One has to assume that the limits exist and von Mises postualtes this rather than explains it. Some sequences don't have limits. Imagine a sequence that has long stretches where the frequency is $\frac{1}{3}$ followed by long stretches where the frequency is $\frac{2}{3}$, repeated ad nauseum.

**Vices of frequentism, con't**

Von Mises postulated that the limiting relative frequency is not changed by passing to subsequences. (See von Mises 1957 pp. 23-25, 28-29, 65).

Let $\Omega =\{0,1\}$ i.e. a single flip of tails and heads. Let $\Omega' = \{00, 01, 10, 11\}$, i.e. two flips of heads and tails. Let $g(m)=f(2m)$. 

Then under the assumption that all the relevant limits exist one has:

$P_{g}(\{1\}) = \lim_n \frac{\left|\{m\leq n: f(2m)=1\}\right|}{n}$

$\hspace{15mm} = \lim_n \frac{\left|\{m\leq n: f(2m)=1, f(2m+1)=0\}\right|}{n}$

$\hspace{20mm} + \lim_n \frac{\left|\{m\leq n: f(2m)=1, f(2m+1)=1\}\right|}{n}$

$\hspace{15mm} = P'_{f'}(\{10\})+ P'_{f'}(\{11\})$

$\hspace{15mm} = \frac{1}{4}+\frac{1}{4} = \frac{1}{2}\hspace{10mm}$  ($\star$)

where $f'(m) = f(2m)f(2m+1)$. 

The reason for ($\star$) is philosophical: if $P_f$ succeeded in getting the fair measure on $\Omega$, then $P'_{f'}$ should suceed in being the fair measure on $\Omega'$.
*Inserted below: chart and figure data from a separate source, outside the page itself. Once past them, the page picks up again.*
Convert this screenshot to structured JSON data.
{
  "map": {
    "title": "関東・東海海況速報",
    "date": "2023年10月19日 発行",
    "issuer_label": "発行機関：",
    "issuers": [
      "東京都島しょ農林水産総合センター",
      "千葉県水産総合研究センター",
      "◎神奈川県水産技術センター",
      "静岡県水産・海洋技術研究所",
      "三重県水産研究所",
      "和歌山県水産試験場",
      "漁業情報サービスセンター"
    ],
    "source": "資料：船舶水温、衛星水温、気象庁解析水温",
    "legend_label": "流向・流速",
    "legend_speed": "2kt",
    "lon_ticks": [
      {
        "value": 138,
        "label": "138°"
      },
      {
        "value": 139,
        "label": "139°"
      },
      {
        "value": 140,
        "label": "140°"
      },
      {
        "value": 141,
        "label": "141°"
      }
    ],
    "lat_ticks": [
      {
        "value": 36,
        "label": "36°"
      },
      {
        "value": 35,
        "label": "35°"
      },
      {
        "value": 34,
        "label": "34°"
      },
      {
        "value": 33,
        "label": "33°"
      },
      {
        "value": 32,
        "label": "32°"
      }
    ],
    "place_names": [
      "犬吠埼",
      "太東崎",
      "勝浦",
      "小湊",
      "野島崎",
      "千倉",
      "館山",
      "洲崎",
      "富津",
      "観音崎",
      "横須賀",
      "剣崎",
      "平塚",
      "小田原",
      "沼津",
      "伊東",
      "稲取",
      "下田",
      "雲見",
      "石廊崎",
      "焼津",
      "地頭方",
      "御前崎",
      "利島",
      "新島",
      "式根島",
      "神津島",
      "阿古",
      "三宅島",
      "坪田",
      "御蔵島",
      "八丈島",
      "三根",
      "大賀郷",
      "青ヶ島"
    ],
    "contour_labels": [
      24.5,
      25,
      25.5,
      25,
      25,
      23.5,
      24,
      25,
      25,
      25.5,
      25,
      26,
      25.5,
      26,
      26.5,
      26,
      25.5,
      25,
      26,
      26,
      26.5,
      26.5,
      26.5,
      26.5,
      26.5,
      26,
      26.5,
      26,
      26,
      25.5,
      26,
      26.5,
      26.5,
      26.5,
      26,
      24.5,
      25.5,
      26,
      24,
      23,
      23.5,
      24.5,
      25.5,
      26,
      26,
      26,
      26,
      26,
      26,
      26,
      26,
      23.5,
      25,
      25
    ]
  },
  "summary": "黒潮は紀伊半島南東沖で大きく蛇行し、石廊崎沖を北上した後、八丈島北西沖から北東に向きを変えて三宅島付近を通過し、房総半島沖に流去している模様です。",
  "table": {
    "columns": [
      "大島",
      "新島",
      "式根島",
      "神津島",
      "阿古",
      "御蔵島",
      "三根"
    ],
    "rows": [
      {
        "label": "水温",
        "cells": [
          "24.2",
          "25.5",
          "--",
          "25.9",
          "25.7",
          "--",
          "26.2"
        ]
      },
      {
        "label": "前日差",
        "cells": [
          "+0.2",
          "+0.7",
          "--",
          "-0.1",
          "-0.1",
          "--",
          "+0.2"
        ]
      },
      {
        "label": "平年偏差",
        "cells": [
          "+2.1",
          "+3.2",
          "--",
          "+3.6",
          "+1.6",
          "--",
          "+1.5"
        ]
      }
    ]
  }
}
See Van Lambalgen 1987 pp. 36-37.

**Subjective Bayesianism**

De Finetti described his own view as *subjectivism*, but it is now usually called just *Bayesianism* or perhaps sometimes *subjective Bayesianism*. 

The basic idea is that probabilities are just degrees of confidence or degrees of belief: they are reflective of the subjective evaluations of agents.

Different subjective Bayesians will differ in terms of how they understand the "reflectiveness", and can range the gamut from pyschologically real states of agents to the best way to understand from an external point of view the bevahior of an agent.

**de Finietti vs. von Mises**

Both von Mises and de Finetti were primarily concerned to give a scientifically acceptable account of probability. 

Von Mises is often counted as a member of the Vienna circle.

Similarly, de Finetti speaks of his motivation as stemming from a view that "Every notion is only a word without meaning so long as it is not known how to verify practically any statement at all where this notion comes up ..." (De Finetti 1964 p. 148).

For von Mises, probability was appropriately scientific because "the relative frequency of the repetition is the 'measure' of probability, just as the length of a column of mercury is the 'measure' of temperature" (Von Moses 1957 p. vi).

For de Finetti, probability was operationalized in terms of human belief.

**Virtues of subjective Bayesianism**

There are arguments from betting behavior (Dutch books) that one's degrees of belief satisfy the probability axioms, if one acts in an appropriately rational manner.

Similarly, in the finite case, there are arguments from accuracy, to the effect that any violations of the laws of probability would make one's credences less close to the truth than they otherwise could be.

These are really subjects for another course. 

**Vices of subjective Bayesianism**

It is harder to see how one is going to get relative frequences to emerge out of this (if one thought that was a good thing). But Bayesians have some things to say about this (exchangeability)

The Bayesian updating procedure has a hard time with the problem of "old evidence": namely the problem of how to account for how a theory's ability to explain an old already-updated-upon piece of evidence lends credence to the theory.